Psalm 74; 1 Samuel 16:14–23; Revelation 20:1–6
Evil spirits or the “spirit of evil” has a presence in human culture throughout the ages. Even for those who have no deistic belief, there is an understanding that something is completely evil.
There was nothing positive about the Holocaust. In fact, most people would state that the men and women (for there were both) who created and perpetuated it were evil. There seems to be no question that there was a “spirit of evil” when it came to the Holocaust. The primary spirit of evil took the form of the other. Jews were the others (along with gypsies, we often ignore). Jews were blamed for the punitive consequences of World War I, which destroyed the German economy and culture (in some ways). This allowed a person such as Adolf Hitler to become the leader.
However, the Christian take on Hitler, as hard as it is, was that there was a possibility of redemption for him (along with all the others). How one could, on earth, move beyond what he led takes more than I could comprehend. The spirit of evil takes on many forms. Some of them seem benign. Some of them being obviously harmful. Christians over many years have argued over what makes something evil, or if something is indeed evil. A number of changes in American culture and law in the last few decades have certainly been at the fore.

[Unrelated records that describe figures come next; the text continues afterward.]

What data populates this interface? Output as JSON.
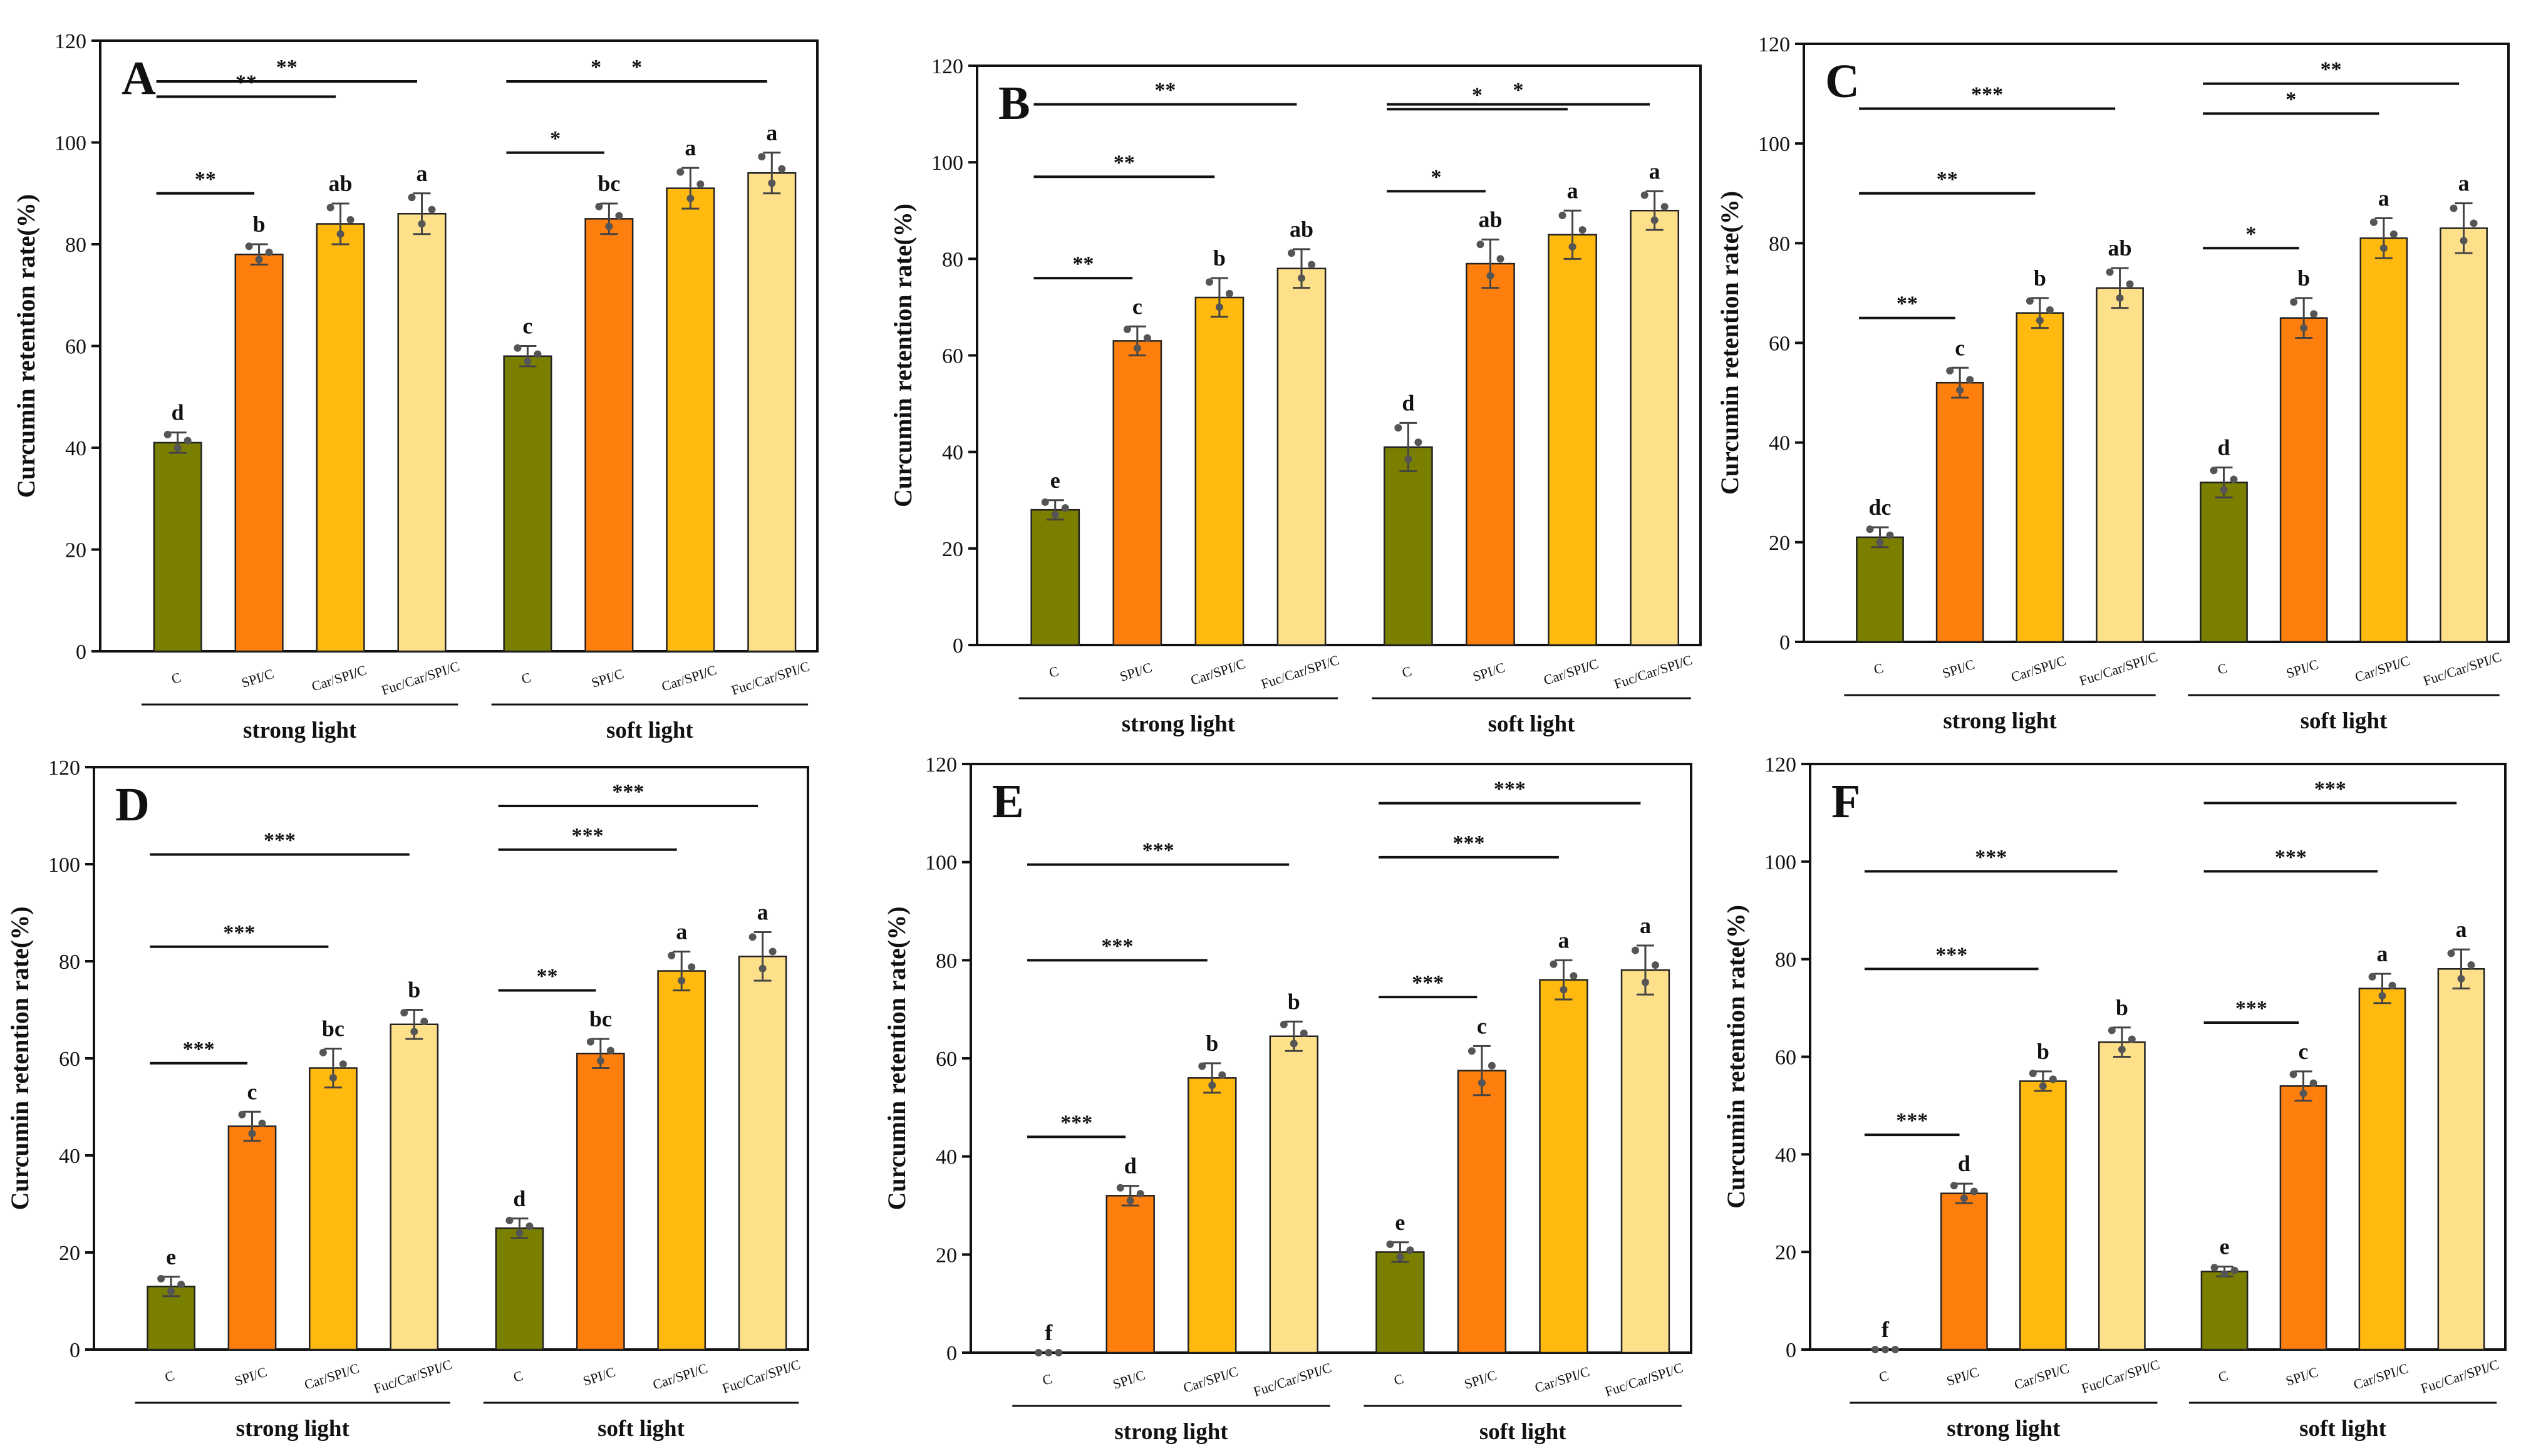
{
  "figure": {
    "groups": [
      "strong light",
      "soft light"
    ],
    "categories": [
      "C",
      "SPI/C",
      "Car/SPI/C",
      "Fuc/Car/SPI/C"
    ],
    "colors": {
      "C": "#7a7f00",
      "SPI/C": "#ff7f0e",
      "Car/SPI/C": "#ffb90f",
      "Fuc/Car/SPI/C": "#ffe08a"
    }
  },
  "chart_data": [
    {
      "panel": "A",
      "type": "bar",
      "ylabel": "Curcumin retention rate(%)",
      "ylim": [
        0,
        120
      ],
      "yticks": [
        "0",
        "20",
        "40",
        "60",
        "80",
        "100",
        "120"
      ],
      "groups": [
        "strong light",
        "soft light"
      ],
      "categories": [
        "C",
        "SPI/C",
        "Car/SPI/C",
        "Fuc/Car/SPI/C"
      ],
      "series": [
        {
          "name": "strong light",
          "values": [
            41,
            78,
            84,
            86
          ],
          "errors": [
            2,
            2,
            4,
            4
          ],
          "letters": [
            "d",
            "b",
            "ab",
            "a"
          ]
        },
        {
          "name": "soft light",
          "values": [
            58,
            85,
            91,
            94
          ],
          "errors": [
            2,
            3,
            4,
            4
          ],
          "letters": [
            "c",
            "bc",
            "a",
            "a"
          ]
        }
      ],
      "significance": [
        {
          "group": 0,
          "to": 1,
          "label": "**"
        },
        {
          "group": 0,
          "to": 2,
          "label": "**"
        },
        {
          "group": 0,
          "to": 3,
          "label": "**"
        },
        {
          "group": 1,
          "to": 1,
          "label": "*"
        },
        {
          "group": 1,
          "to": 2,
          "label": "*"
        },
        {
          "group": 1,
          "to": 3,
          "label": "*"
        }
      ]
    },
    {
      "panel": "B",
      "type": "bar",
      "ylabel": "Curcumin retention rate(%)",
      "ylim": [
        0,
        120
      ],
      "yticks": [
        "0",
        "20",
        "40",
        "60",
        "80",
        "100",
        "120"
      ],
      "groups": [
        "strong light",
        "soft light"
      ],
      "categories": [
        "C",
        "SPI/C",
        "Car/SPI/C",
        "Fuc/Car/SPI/C"
      ],
      "series": [
        {
          "name": "strong light",
          "values": [
            28,
            63,
            72,
            78
          ],
          "errors": [
            2,
            3,
            4,
            4
          ],
          "letters": [
            "e",
            "c",
            "b",
            "ab"
          ]
        },
        {
          "name": "soft light",
          "values": [
            41,
            79,
            85,
            90
          ],
          "errors": [
            5,
            5,
            5,
            4
          ],
          "letters": [
            "d",
            "ab",
            "a",
            "a"
          ]
        }
      ],
      "significance": [
        {
          "group": 0,
          "to": 1,
          "label": "**"
        },
        {
          "group": 0,
          "to": 2,
          "label": "**"
        },
        {
          "group": 0,
          "to": 3,
          "label": "**"
        },
        {
          "group": 1,
          "to": 1,
          "label": "*"
        },
        {
          "group": 1,
          "to": 2,
          "label": "*"
        },
        {
          "group": 1,
          "to": 3,
          "label": "*"
        }
      ]
    },
    {
      "panel": "C",
      "type": "bar",
      "ylabel": "Curcumin retention rate(%)",
      "ylim": [
        0,
        120
      ],
      "yticks": [
        "0",
        "20",
        "40",
        "60",
        "80",
        "100",
        "120"
      ],
      "groups": [
        "strong light",
        "soft light"
      ],
      "categories": [
        "C",
        "SPI/C",
        "Car/SPI/C",
        "Fuc/Car/SPI/C"
      ],
      "series": [
        {
          "name": "strong light",
          "values": [
            21,
            52,
            66,
            71
          ],
          "errors": [
            2,
            3,
            3,
            4
          ],
          "letters": [
            "dc",
            "c",
            "b",
            "ab"
          ]
        },
        {
          "name": "soft light",
          "values": [
            32,
            65,
            81,
            83
          ],
          "errors": [
            3,
            4,
            4,
            5
          ],
          "letters": [
            "d",
            "b",
            "a",
            "a"
          ]
        }
      ],
      "significance": [
        {
          "group": 0,
          "to": 1,
          "label": "**"
        },
        {
          "group": 0,
          "to": 2,
          "label": "**"
        },
        {
          "group": 0,
          "to": 3,
          "label": "***"
        },
        {
          "group": 1,
          "to": 1,
          "label": "*"
        },
        {
          "group": 1,
          "to": 2,
          "label": "*"
        },
        {
          "group": 1,
          "to": 3,
          "label": "**"
        }
      ]
    },
    {
      "panel": "D",
      "type": "bar",
      "ylabel": "Curcumin retention rate(%)",
      "ylim": [
        0,
        120
      ],
      "yticks": [
        "0",
        "20",
        "40",
        "60",
        "80",
        "100",
        "120"
      ],
      "groups": [
        "strong light",
        "soft light"
      ],
      "categories": [
        "C",
        "SPI/C",
        "Car/SPI/C",
        "Fuc/Car/SPI/C"
      ],
      "series": [
        {
          "name": "strong light",
          "values": [
            13,
            46,
            58,
            67
          ],
          "errors": [
            2,
            3,
            4,
            3
          ],
          "letters": [
            "e",
            "c",
            "bc",
            "b"
          ]
        },
        {
          "name": "soft light",
          "values": [
            25,
            61,
            78,
            81
          ],
          "errors": [
            2,
            3,
            4,
            5
          ],
          "letters": [
            "d",
            "bc",
            "a",
            "a"
          ]
        }
      ],
      "significance": [
        {
          "group": 0,
          "to": 1,
          "label": "***"
        },
        {
          "group": 0,
          "to": 2,
          "label": "***"
        },
        {
          "group": 0,
          "to": 3,
          "label": "***"
        },
        {
          "group": 1,
          "to": 1,
          "label": "**"
        },
        {
          "group": 1,
          "to": 2,
          "label": "***"
        },
        {
          "group": 1,
          "to": 3,
          "label": "***"
        }
      ]
    },
    {
      "panel": "E",
      "type": "bar",
      "ylabel": "Curcumin retention rate(%)",
      "ylim": [
        0,
        120
      ],
      "yticks": [
        "0",
        "20",
        "40",
        "60",
        "80",
        "100",
        "120"
      ],
      "groups": [
        "strong light",
        "soft light"
      ],
      "categories": [
        "C",
        "SPI/C",
        "Car/SPI/C",
        "Fuc/Car/SPI/C"
      ],
      "series": [
        {
          "name": "strong light",
          "values": [
            0,
            32,
            56,
            64.5
          ],
          "errors": [
            0,
            2,
            3,
            3
          ],
          "letters": [
            "f",
            "d",
            "b",
            "b"
          ]
        },
        {
          "name": "soft light",
          "values": [
            20.5,
            57.5,
            76,
            78
          ],
          "errors": [
            2,
            5,
            4,
            5
          ],
          "letters": [
            "e",
            "c",
            "a",
            "a"
          ]
        }
      ],
      "significance": [
        {
          "group": 0,
          "to": 1,
          "label": "***"
        },
        {
          "group": 0,
          "to": 2,
          "label": "***"
        },
        {
          "group": 0,
          "to": 3,
          "label": "***"
        },
        {
          "group": 1,
          "to": 1,
          "label": "***"
        },
        {
          "group": 1,
          "to": 2,
          "label": "***"
        },
        {
          "group": 1,
          "to": 3,
          "label": "***"
        }
      ]
    },
    {
      "panel": "F",
      "type": "bar",
      "ylabel": "Curcumin retention rate(%)",
      "ylim": [
        0,
        120
      ],
      "yticks": [
        "0",
        "20",
        "40",
        "60",
        "80",
        "100",
        "120"
      ],
      "groups": [
        "strong light",
        "soft light"
      ],
      "categories": [
        "C",
        "SPI/C",
        "Car/SPI/C",
        "Fuc/Car/SPI/C"
      ],
      "series": [
        {
          "name": "strong light",
          "values": [
            0,
            32,
            55,
            63
          ],
          "errors": [
            0,
            2,
            2,
            3
          ],
          "letters": [
            "f",
            "d",
            "b",
            "b"
          ]
        },
        {
          "name": "soft light",
          "values": [
            16,
            54,
            74,
            78
          ],
          "errors": [
            1,
            3,
            3,
            4
          ],
          "letters": [
            "e",
            "c",
            "a",
            "a"
          ]
        }
      ],
      "significance": [
        {
          "group": 0,
          "to": 1,
          "label": "***"
        },
        {
          "group": 0,
          "to": 2,
          "label": "***"
        },
        {
          "group": 0,
          "to": 3,
          "label": "***"
        },
        {
          "group": 1,
          "to": 1,
          "label": "***"
        },
        {
          "group": 1,
          "to": 2,
          "label": "***"
        },
        {
          "group": 1,
          "to": 3,
          "label": "***"
        }
      ]
    }
  ]
}
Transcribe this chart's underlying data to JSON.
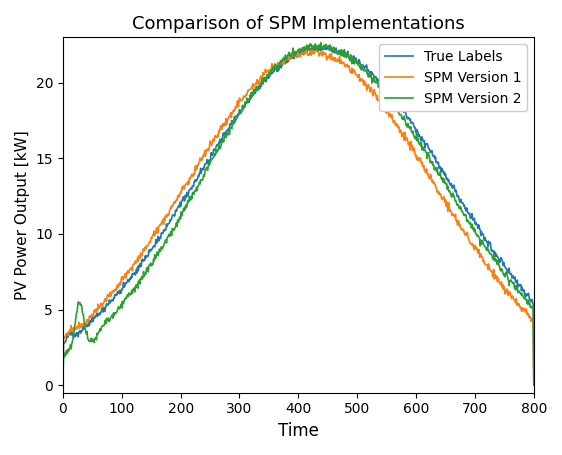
{
  "title": "Comparison of SPM Implementations",
  "xlabel": "Time",
  "ylabel": "PV Power Output [kW]",
  "xlim": [
    0,
    800
  ],
  "ylim": [
    -0.5,
    23
  ],
  "legend_labels": [
    "True Labels",
    "SPM Version 1",
    "SPM Version 2"
  ],
  "colors": [
    "#1f77b4",
    "#ff7f0e",
    "#2ca02c"
  ],
  "figsize": [
    5.62,
    4.55
  ],
  "dpi": 100
}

The spirit of evil that Saul had sounds similar to a split personality. In many places, we read that Saul cared for, respected, and relied upon David. Yet, Saul would try to kill David in many ways, including by chasing him down with an army. The divergence of thinking certainly sounds like modern mental illness. Which leads us back to evil. If someone is mentally ill, is it a spirit of evil or is it something else?
Whatever guise or seeming, until all is over and we are at the throne of God, we will be dealing with a spirit of evil (or many spirits). While the Book of Revelation tells us the end (though God‘s victory doesn’t really come as a surprise), what it means that evil is bound for a thousand years, but will have to be released for a time after that is beyond us. We can guess, but it would only be a guess.
This not a suggestion for fatalism. If we believe that God is good, Jesus died for us, and that we have the Holy Spirit in us, then evil‘s presence is not pre-determined to lead to evil. It is our own thoughts and actions. Our actions, though, cannot be limited to our circle, but must also be part of our community.
- What do you think the difference is between evil, sin, and mistakes? How might understanding these 3 things adjust our interactions with the world?
- When was the last time you used “evil” in conversation? Was the context actually that of evil, or was it something different? If it was evil, what made it so? If it wasn’t truly evil, what might have been a better way to phrase it?
Lord, help us to guard our hearts against evil. Help us to understand your view of evil and to be those that bring light upon it. Amen.